J.N.V. – Penso que houve muitas coisas que correram mal para o sistema. (…) É muito mau que o nosso sistema permita que um funcionário com a responsabilidade do Procurador – que foi Procurador durante 15 anos, e antes também tinha exercido outros cargos de responsabilidade — possa ter alegadamente cometido tantas infrações sem ser detetado por ninguém. (…) É mau para o nosso sistema que fica desacreditado. (…)  Depois, a sensação que passou para fora desde o início é de que havia o propósito de condenar o ex-Procurador de qualquer maneira — com argumentos que foram usados durante o julgamento, mas, por aquilo que se respirou e transpirou para o público, há muita coisa que não está estribada em provas irrefutáveis. O ex-Procurador poderá vir a ser vítima do cargo que ocupou e dessa ideia de mostrar que nos tribunais não há ninguém acima da lei e que os tribunais repõem a legalidade à sua maneira.

– Também com o anterior secretário para as Obras Públicas e Transportes, Ao Man Long, muitos comentaram como era estranho que, durante tantos anos, tivesse havido tantas concessões irregulares de terrenos, sem que se desconfiasse…

J.N.V. – Se calhar não era bem assim. De qualquer maneira, custa-me aceitar que um assassino em série apanhe 20 anos e, por muito má quer seja a conduta do ex-secretário, este esteja condenado a 29 anos. Sai da lógica do sistema.

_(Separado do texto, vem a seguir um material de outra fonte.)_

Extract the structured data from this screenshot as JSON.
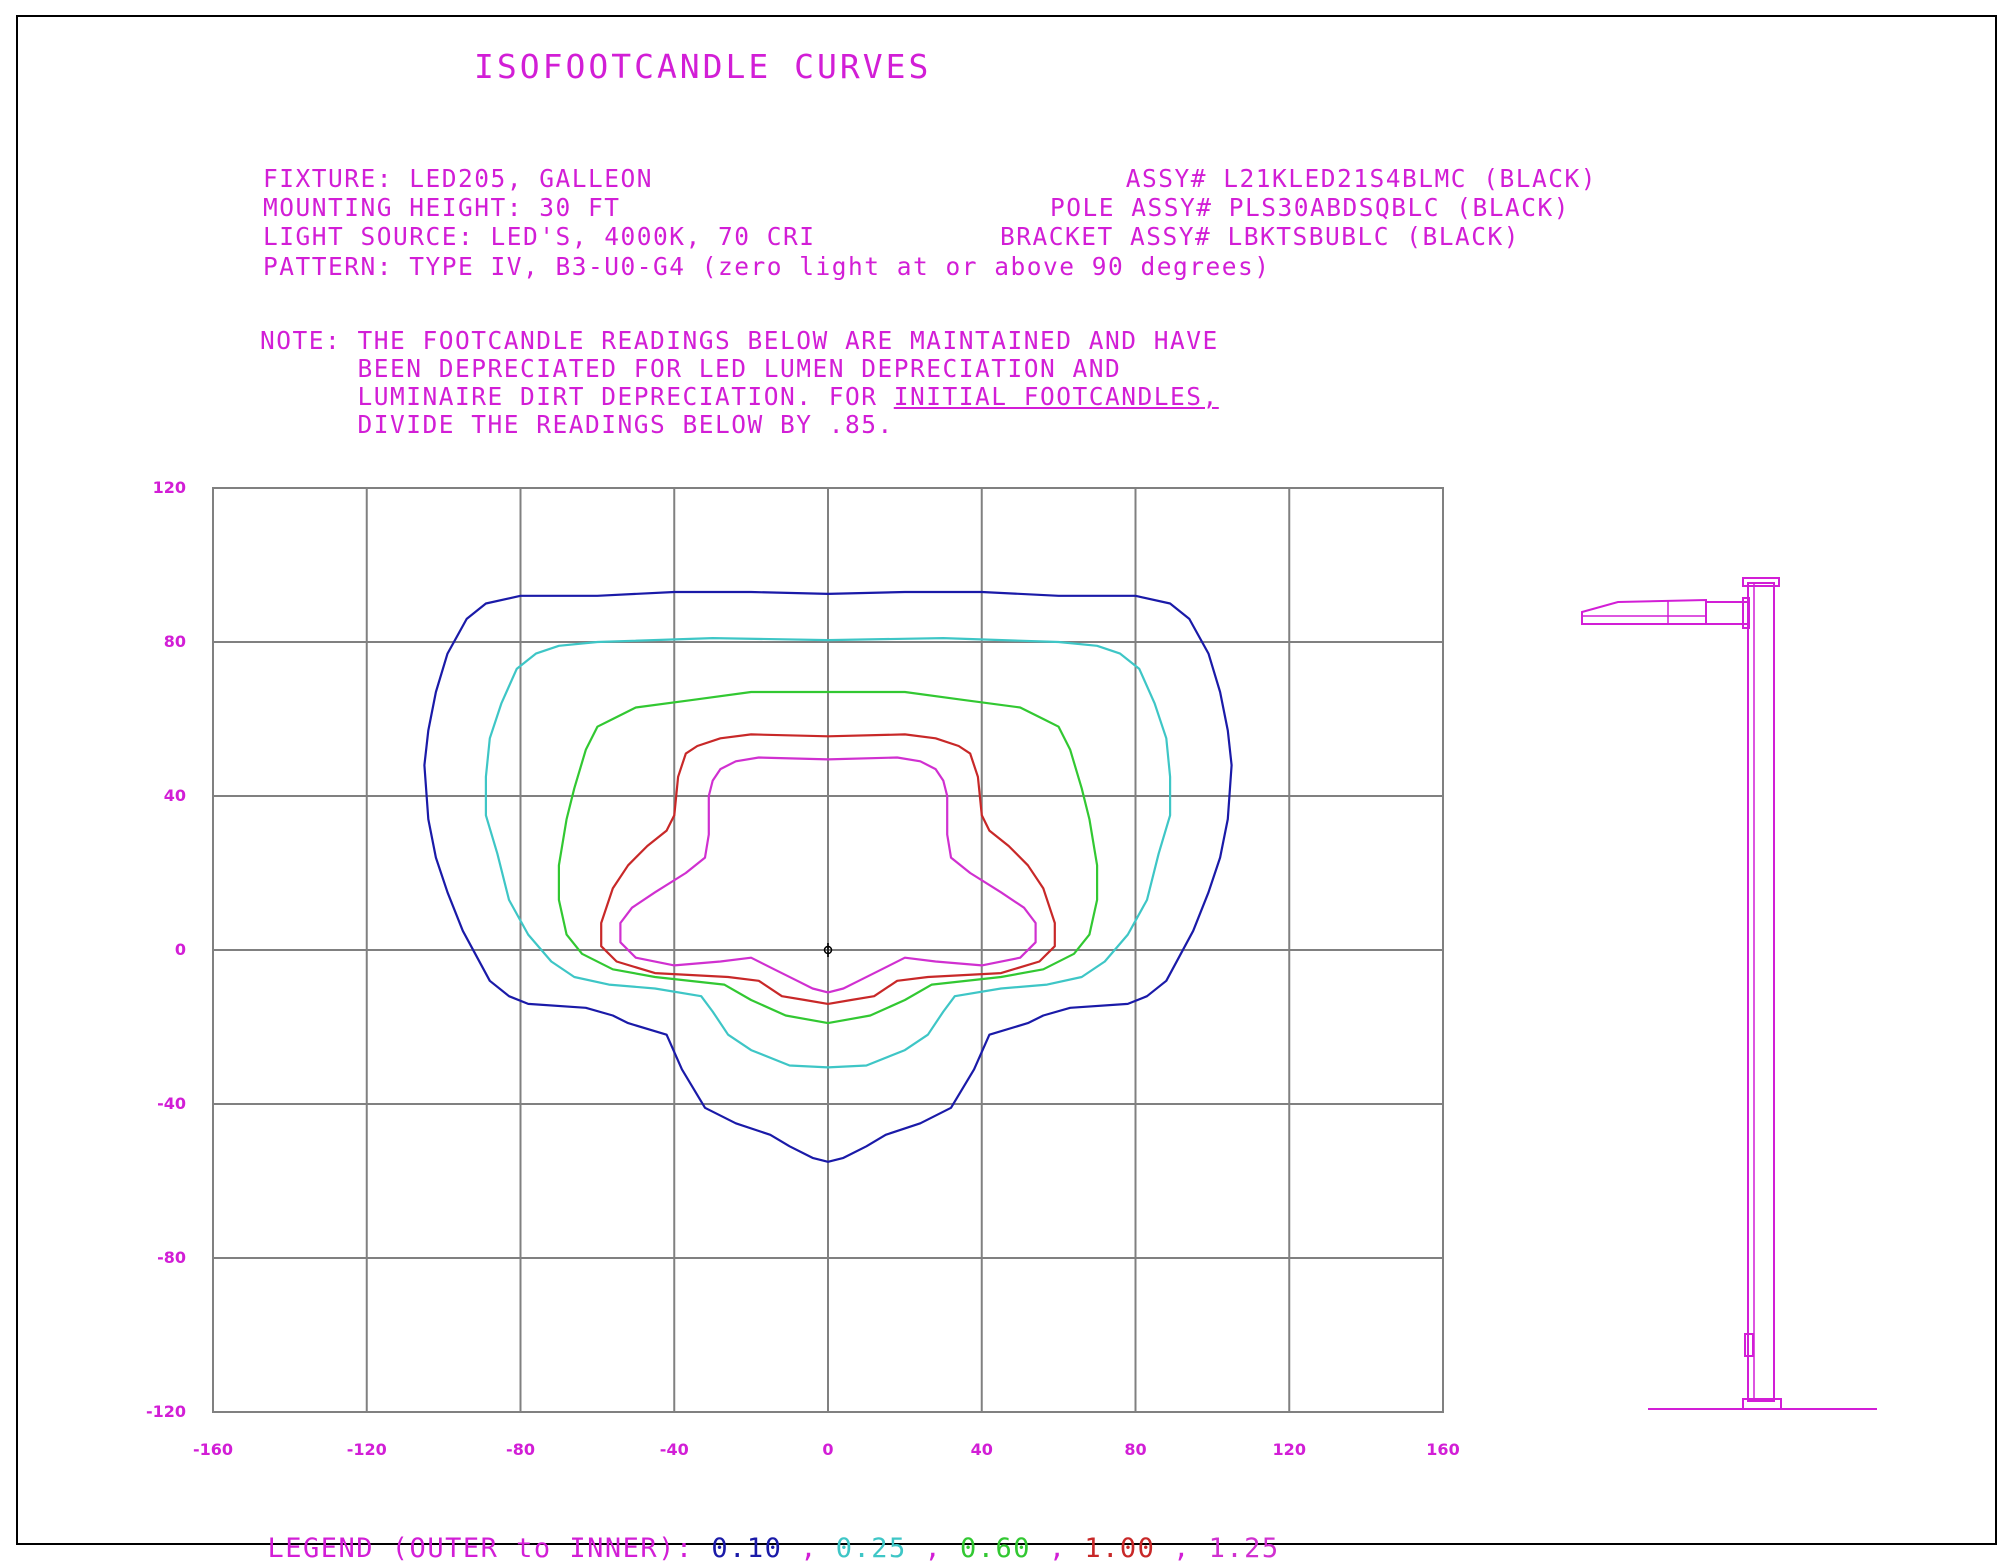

– Casos como este — o do ex-Procurador ou o do antigo secretário — mostram que o poder judicial é dependente do poder executivo?

J.N.V. – Que há pessoas com essas opiniões, há. (…)  A verdade é que é mau termos essa imagem em setores de opinião e haver muita gente que pensa que o sistema não funciona. O problema não está nas leis e nos atos, mas nas pessoas que interpretam o sistema e muitas vezes o interpretam mal.

– De que mudanças precisávamos?

J.N.V. – Precisávamos de tudo melhor… Mais magistrados e de melhor qualidade.

– Voltando ao início desta entrevista, nessa reunião que deverá ter no próximo mês com o bastonário da Ordem dos Advogados, ficaremos mais perto de ver o protocolo retomado?

J.N.V. – Não faço ideia. O que eu gostava era que a questão de Macau, da inscrição dos requisitos, não fosse posta em termos de reciprocidade. Dos 370 advogados, seguramente mais de 100 estão inscritos em Portugal. Se fossem para lá [Portugal] mais 200 [de Macau], eram uma gota de água no oceano — em 30 mil, não há problema nenhum. 

– Pode então levar-se mais tempo, caso a Ordem dos Advogados de Portugal opte pela total reciprocidade?

J.N.V. – Podemos. Agora se Portugal disser que se nós queremos fazer um exame, então em Portugal também se vai sujeitar a exame, se se justifica, tudo bem. Mas talvez não se justifique. (…).